Module 1: How LLMs Actually Chunk Content

Module 1 of 9

What This Teaches

Why "sections" are not real chunks.

This module explains how LLMs actually break content into chunks, and why visual structure does not determine chunk boundaries. See also: Core Concepts

Core Concepts

  • Token-based chunking: LLMs chunk based on token limits, not visual structure
  • DOM boundary heuristics: HTML structure influences but does not control chunking
  • Sentence vs semantic chunking: Chunks may split mid-sentence or combine multiple sentences
  • Overlap windows: Chunks overlap to preserve context, but overlap is not guaranteed
  • Truncation bias: Long sentences or paragraphs are truncated, losing information

Key Truth

LLMs do not respect:

  • paragraphs
  • headings
  • visual sections

They chunk based on:

  • token limits
  • punctuation density
  • semantic similarity
  • transformer attention patterns

Practical Rule

If a fact requires previous text, it is already broken.

Design every chunk to be self-contained. Never assume surrounding context will be preserved.

Optional Operator Task

Task: Select any existing webpage (yours or a competitor's). Copy three consecutive paragraphs. Split them into extraction-sized chunks as an LLM would, ignoring visual structure.

Constraint: Each chunk must be token-limited (approximately 512 tokens).

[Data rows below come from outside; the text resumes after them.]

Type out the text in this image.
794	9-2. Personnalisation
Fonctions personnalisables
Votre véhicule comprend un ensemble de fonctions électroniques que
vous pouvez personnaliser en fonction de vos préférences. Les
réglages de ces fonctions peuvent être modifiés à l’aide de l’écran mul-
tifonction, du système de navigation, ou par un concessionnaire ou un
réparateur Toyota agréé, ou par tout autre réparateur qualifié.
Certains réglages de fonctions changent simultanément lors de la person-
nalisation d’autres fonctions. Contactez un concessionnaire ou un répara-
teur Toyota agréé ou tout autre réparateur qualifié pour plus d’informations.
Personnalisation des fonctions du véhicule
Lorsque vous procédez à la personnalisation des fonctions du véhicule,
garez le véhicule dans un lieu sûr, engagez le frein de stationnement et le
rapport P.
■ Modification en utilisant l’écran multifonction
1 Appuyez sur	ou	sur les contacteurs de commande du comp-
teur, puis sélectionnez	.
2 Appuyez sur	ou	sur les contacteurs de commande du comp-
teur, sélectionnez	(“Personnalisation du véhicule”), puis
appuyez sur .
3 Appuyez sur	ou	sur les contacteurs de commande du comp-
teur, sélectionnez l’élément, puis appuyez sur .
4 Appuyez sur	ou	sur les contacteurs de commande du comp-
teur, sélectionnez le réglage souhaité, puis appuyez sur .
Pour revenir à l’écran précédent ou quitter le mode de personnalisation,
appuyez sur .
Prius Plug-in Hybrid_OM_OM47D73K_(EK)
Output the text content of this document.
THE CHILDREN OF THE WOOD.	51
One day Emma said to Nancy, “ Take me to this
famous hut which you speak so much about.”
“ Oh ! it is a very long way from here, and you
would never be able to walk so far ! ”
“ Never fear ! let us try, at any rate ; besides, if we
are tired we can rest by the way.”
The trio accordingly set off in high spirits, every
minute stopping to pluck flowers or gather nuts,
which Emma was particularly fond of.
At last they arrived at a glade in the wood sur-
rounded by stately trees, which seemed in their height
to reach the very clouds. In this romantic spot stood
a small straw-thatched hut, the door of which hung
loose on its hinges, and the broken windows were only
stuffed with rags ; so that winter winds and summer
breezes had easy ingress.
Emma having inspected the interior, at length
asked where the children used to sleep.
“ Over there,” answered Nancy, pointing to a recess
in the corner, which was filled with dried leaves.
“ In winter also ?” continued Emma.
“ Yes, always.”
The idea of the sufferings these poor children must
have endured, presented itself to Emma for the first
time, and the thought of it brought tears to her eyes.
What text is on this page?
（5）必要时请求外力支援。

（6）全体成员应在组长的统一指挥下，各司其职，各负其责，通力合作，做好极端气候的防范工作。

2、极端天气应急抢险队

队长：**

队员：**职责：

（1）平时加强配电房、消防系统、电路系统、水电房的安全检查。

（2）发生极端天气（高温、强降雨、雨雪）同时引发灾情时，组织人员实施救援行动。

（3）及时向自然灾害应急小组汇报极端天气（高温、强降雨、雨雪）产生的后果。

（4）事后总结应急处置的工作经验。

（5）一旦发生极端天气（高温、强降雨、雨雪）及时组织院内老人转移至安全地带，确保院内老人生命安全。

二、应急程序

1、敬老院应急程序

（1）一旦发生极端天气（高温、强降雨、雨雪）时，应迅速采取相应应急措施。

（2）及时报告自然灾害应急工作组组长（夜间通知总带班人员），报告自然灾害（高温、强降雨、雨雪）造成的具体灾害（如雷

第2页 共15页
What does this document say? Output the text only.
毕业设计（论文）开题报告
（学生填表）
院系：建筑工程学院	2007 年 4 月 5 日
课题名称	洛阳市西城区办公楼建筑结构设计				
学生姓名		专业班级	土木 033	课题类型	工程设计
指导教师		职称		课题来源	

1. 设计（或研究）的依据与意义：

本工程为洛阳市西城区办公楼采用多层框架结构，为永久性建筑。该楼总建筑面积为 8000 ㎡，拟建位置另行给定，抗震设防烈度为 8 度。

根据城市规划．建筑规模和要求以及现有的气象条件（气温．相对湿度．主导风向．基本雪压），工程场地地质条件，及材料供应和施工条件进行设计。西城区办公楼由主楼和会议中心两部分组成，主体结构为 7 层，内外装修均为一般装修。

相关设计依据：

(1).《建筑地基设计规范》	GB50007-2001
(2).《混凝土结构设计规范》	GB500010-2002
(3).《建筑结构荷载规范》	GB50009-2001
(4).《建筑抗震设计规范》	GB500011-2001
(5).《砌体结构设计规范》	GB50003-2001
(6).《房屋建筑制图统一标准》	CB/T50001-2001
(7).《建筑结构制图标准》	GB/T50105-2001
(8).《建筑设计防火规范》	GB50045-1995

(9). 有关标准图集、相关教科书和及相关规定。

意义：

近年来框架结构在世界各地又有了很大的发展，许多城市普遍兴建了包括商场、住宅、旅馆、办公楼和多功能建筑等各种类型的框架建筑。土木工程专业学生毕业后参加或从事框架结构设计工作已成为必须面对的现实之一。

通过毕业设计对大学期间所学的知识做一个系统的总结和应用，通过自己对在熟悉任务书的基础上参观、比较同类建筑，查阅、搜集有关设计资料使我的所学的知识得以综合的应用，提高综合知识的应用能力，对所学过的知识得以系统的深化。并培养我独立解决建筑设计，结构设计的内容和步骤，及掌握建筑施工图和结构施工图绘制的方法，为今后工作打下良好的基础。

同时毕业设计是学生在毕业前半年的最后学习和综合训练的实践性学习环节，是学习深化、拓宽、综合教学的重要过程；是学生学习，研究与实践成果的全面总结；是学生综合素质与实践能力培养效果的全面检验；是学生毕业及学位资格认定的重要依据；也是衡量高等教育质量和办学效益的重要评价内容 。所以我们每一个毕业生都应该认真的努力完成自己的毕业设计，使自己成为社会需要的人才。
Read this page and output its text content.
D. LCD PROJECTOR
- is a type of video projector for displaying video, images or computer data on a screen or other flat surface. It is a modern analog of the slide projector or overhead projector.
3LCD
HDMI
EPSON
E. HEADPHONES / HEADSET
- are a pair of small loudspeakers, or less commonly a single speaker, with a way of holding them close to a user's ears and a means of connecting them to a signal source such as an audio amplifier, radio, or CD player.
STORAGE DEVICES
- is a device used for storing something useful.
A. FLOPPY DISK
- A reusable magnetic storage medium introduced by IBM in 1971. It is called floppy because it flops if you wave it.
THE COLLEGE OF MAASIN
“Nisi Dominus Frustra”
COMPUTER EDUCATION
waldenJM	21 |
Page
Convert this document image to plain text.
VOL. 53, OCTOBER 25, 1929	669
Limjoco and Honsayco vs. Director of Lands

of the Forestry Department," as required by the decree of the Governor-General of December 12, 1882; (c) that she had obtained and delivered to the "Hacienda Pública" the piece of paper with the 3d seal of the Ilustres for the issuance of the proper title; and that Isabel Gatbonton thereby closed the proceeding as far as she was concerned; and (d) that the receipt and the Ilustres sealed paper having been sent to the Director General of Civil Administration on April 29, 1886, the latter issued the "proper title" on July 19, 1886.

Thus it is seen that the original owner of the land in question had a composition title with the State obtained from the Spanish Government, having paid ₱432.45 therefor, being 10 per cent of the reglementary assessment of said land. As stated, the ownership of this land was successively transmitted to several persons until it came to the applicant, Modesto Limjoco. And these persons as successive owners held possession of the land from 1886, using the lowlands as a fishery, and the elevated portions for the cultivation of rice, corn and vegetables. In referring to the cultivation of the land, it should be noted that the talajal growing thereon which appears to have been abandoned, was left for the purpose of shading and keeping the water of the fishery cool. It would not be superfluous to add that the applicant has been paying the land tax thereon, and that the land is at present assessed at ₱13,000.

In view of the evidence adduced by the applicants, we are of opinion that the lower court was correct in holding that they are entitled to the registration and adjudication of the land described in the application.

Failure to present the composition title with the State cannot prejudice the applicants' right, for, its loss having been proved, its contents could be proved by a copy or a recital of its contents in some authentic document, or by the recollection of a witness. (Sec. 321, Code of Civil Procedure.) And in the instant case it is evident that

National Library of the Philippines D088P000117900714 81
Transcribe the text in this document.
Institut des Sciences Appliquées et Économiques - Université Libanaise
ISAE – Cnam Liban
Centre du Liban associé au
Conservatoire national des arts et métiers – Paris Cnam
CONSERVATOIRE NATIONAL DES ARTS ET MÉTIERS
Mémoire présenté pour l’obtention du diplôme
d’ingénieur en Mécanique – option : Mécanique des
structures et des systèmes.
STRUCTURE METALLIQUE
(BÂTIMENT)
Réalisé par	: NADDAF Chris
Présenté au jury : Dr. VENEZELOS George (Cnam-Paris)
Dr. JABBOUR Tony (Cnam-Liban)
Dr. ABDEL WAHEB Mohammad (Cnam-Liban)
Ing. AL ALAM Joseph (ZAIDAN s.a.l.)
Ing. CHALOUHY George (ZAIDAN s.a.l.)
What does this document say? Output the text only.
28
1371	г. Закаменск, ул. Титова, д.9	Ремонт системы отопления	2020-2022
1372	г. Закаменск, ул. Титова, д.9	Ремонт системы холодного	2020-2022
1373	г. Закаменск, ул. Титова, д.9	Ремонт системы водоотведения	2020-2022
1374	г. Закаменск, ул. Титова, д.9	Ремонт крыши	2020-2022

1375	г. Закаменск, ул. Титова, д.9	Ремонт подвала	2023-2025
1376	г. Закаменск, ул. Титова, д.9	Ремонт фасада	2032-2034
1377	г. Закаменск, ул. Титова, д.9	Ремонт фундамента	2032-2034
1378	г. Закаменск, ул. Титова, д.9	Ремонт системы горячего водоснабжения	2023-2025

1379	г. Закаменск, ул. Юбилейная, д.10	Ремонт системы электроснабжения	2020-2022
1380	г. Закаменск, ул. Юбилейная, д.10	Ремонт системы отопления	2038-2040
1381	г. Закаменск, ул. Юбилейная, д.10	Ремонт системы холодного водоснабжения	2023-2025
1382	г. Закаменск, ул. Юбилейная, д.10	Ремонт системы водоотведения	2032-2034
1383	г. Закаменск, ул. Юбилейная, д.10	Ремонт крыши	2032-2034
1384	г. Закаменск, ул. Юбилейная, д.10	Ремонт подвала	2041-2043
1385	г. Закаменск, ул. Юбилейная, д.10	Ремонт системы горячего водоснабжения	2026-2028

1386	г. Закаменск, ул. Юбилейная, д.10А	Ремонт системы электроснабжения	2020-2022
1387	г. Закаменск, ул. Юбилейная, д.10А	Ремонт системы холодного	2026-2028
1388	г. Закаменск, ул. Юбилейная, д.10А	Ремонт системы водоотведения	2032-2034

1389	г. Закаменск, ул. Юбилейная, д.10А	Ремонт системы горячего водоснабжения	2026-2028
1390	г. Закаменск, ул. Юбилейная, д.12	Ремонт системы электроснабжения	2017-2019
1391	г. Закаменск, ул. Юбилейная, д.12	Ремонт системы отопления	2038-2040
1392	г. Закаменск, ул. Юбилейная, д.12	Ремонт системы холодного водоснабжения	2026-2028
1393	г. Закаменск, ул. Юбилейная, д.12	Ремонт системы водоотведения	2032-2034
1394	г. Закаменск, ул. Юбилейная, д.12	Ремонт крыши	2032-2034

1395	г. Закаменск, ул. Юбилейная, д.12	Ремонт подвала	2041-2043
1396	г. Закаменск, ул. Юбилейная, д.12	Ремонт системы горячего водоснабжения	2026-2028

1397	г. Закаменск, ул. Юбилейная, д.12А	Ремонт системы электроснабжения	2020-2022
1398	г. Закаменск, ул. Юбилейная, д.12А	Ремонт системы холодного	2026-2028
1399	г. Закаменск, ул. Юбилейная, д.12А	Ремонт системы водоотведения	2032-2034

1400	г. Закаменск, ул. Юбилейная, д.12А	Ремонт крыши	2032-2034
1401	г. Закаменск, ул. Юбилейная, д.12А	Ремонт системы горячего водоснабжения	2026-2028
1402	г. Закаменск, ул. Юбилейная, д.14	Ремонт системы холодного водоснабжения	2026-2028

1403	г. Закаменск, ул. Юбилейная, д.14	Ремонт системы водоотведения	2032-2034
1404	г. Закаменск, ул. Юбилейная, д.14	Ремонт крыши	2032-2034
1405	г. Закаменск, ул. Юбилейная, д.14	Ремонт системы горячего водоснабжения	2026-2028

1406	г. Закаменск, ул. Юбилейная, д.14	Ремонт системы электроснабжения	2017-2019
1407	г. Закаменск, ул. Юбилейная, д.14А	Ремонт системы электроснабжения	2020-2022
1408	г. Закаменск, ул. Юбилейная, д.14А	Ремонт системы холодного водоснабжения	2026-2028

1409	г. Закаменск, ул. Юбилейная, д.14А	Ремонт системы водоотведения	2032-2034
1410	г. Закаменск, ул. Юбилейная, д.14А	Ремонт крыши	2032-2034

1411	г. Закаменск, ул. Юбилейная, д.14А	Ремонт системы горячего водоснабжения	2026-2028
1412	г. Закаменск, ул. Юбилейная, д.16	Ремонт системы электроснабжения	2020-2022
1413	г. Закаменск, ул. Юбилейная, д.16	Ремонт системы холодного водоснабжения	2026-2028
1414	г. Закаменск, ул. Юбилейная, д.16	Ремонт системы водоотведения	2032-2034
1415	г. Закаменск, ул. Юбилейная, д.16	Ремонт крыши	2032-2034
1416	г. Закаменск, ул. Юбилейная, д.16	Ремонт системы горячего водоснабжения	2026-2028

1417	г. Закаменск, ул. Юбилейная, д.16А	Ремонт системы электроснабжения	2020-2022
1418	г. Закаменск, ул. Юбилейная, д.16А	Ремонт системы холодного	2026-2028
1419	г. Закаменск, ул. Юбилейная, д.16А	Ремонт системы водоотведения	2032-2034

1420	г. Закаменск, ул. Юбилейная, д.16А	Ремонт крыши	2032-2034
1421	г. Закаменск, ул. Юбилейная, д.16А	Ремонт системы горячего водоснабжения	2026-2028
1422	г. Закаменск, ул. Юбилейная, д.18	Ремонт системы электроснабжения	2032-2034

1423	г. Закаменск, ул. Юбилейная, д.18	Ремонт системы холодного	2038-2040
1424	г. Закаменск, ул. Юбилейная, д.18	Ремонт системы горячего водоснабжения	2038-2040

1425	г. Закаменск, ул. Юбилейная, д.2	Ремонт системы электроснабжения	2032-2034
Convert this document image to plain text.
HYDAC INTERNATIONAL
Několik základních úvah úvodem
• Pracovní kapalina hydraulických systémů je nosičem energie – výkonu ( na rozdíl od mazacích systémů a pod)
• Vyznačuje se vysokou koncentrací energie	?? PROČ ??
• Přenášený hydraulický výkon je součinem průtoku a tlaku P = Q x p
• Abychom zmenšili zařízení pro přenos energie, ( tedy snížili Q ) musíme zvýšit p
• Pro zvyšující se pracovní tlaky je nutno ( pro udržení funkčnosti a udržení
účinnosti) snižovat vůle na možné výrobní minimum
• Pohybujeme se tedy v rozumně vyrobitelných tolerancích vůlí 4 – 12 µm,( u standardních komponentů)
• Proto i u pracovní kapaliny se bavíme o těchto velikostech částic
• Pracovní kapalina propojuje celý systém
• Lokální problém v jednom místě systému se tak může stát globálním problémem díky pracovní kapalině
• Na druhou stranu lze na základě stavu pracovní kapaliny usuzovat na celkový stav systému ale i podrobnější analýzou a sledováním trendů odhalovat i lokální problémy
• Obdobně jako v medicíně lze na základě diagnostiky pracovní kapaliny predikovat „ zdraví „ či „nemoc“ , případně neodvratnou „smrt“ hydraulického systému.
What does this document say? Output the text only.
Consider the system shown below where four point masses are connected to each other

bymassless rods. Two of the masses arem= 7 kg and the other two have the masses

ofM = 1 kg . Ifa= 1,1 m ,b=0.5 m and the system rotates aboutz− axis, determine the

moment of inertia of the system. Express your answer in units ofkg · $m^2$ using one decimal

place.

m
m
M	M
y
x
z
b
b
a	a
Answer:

Split at semantic boundaries, not sentence boundaries.

What success looks like: You produce a list of chunks where each chunk can be read in isolation without losing meaning. If a chunk requires previous context to be understood, you've identified a chunking failure.

This task is optional. No submission required. No validation. Use it to convert theory into applied thinking.